What’s so good about the government?
Americans don’t like government, but we like a lot of what government does for us. That’s the gist of a new study by The Washington Post, the Henry J. Kaiser Family Foundation and Harvard University. This article caught my eye in part because I’ve just wrapped up editing FCNL’s September/October newsletter, which makes much the same point.
A couple of things have stuck with me from my work with Ruth on the newsletter and now reinforced in this study. I’ll offer these collection of thoughts, not having drawn any firm conclusions from it myself yet.

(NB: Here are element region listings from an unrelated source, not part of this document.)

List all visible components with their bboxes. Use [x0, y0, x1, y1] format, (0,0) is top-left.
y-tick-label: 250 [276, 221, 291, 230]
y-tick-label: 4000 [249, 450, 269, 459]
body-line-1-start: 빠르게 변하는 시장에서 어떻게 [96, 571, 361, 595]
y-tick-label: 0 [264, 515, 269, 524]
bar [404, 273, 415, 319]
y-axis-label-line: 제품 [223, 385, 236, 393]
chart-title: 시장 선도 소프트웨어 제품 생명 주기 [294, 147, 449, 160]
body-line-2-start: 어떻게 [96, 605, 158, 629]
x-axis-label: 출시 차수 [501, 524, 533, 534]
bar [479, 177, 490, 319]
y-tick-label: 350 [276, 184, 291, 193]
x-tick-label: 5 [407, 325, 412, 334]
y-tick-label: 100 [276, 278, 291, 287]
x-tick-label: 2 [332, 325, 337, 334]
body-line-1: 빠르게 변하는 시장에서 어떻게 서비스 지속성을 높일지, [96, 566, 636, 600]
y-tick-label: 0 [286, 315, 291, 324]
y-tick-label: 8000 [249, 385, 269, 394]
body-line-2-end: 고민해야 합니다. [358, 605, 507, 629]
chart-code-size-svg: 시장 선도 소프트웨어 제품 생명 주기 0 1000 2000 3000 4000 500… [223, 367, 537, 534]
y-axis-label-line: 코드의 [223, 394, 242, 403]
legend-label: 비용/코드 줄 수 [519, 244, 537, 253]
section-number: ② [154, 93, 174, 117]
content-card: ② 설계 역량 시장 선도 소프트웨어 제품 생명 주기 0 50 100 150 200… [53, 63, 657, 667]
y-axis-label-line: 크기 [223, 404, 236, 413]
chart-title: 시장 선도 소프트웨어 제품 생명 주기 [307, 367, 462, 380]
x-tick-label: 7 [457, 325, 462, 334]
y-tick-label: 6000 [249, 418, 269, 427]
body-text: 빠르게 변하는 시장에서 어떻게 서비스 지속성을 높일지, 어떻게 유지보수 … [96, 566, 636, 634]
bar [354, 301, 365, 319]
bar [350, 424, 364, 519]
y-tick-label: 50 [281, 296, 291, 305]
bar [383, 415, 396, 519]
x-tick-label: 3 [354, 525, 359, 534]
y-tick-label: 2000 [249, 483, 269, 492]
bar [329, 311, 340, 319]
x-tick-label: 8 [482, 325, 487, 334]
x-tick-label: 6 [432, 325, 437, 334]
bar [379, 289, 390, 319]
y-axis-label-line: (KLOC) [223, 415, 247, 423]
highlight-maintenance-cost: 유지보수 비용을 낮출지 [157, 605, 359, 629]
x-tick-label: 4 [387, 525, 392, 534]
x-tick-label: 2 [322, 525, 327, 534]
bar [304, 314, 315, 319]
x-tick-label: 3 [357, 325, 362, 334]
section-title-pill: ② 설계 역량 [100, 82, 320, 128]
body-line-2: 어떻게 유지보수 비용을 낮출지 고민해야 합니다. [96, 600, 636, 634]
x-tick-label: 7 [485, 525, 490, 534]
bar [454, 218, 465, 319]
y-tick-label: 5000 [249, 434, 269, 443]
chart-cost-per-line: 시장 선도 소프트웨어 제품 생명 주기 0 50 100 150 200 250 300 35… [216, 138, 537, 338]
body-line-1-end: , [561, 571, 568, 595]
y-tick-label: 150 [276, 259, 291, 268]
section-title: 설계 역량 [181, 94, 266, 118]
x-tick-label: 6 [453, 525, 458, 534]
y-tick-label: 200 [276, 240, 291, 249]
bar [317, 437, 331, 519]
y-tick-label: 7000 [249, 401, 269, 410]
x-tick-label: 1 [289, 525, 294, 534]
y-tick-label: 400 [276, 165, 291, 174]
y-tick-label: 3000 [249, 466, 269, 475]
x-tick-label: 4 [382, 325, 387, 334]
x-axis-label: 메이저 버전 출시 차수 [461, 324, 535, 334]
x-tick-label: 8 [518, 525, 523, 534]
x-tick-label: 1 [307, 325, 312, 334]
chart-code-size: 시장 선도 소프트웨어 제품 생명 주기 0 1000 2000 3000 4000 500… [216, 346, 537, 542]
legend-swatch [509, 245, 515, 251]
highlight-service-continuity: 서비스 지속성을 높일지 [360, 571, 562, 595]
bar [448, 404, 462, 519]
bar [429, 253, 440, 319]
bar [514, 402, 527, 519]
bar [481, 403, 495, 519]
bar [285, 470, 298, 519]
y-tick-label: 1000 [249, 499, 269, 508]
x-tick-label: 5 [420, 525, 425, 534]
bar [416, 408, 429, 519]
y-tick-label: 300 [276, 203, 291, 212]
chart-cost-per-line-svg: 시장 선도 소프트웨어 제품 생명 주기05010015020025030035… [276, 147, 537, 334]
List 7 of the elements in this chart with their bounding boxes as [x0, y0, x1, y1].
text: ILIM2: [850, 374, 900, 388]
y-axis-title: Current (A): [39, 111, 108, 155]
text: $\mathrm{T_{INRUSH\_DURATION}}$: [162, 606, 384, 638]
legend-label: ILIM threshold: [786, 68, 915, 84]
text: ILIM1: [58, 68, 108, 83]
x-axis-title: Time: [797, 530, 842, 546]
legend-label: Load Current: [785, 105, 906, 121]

- We’re having a debate right now that our country has had many, many times before. Remember Jefferson vs Hamilton? Republicans vs Federalists? Roosevelt and the New Deal?Every few generations, people in the U.S. seem to need to revisit the question of how strong government should be.
- It’s an old debate historically, but for many of us who only know about the Depression and the Great Society through stories from our parents and grandparents, it’s new. I’ve grown up in a country where the government did lots of things, like provide health care for people who can’t afford it, and I’ve just thought that was how things worked. Realizing that this kind of assistance isn’t some foreordained truth of what our government does calls into a question a lot of assumptions about what it means to live in this community called the United States.
- The human mind is a place of such contradiction. Logically, how does it make sense that we get excited about the results of government and simultaneously hold our noses and begrudgingly accept the idea of government itself? Yet there’s so much more to how we think than logic. That’s why communications is fun–if all it took was reasoned arguments, there wouldn’t be much challenge!
What do you think about government? What do think about the specific government programs that have touched your life?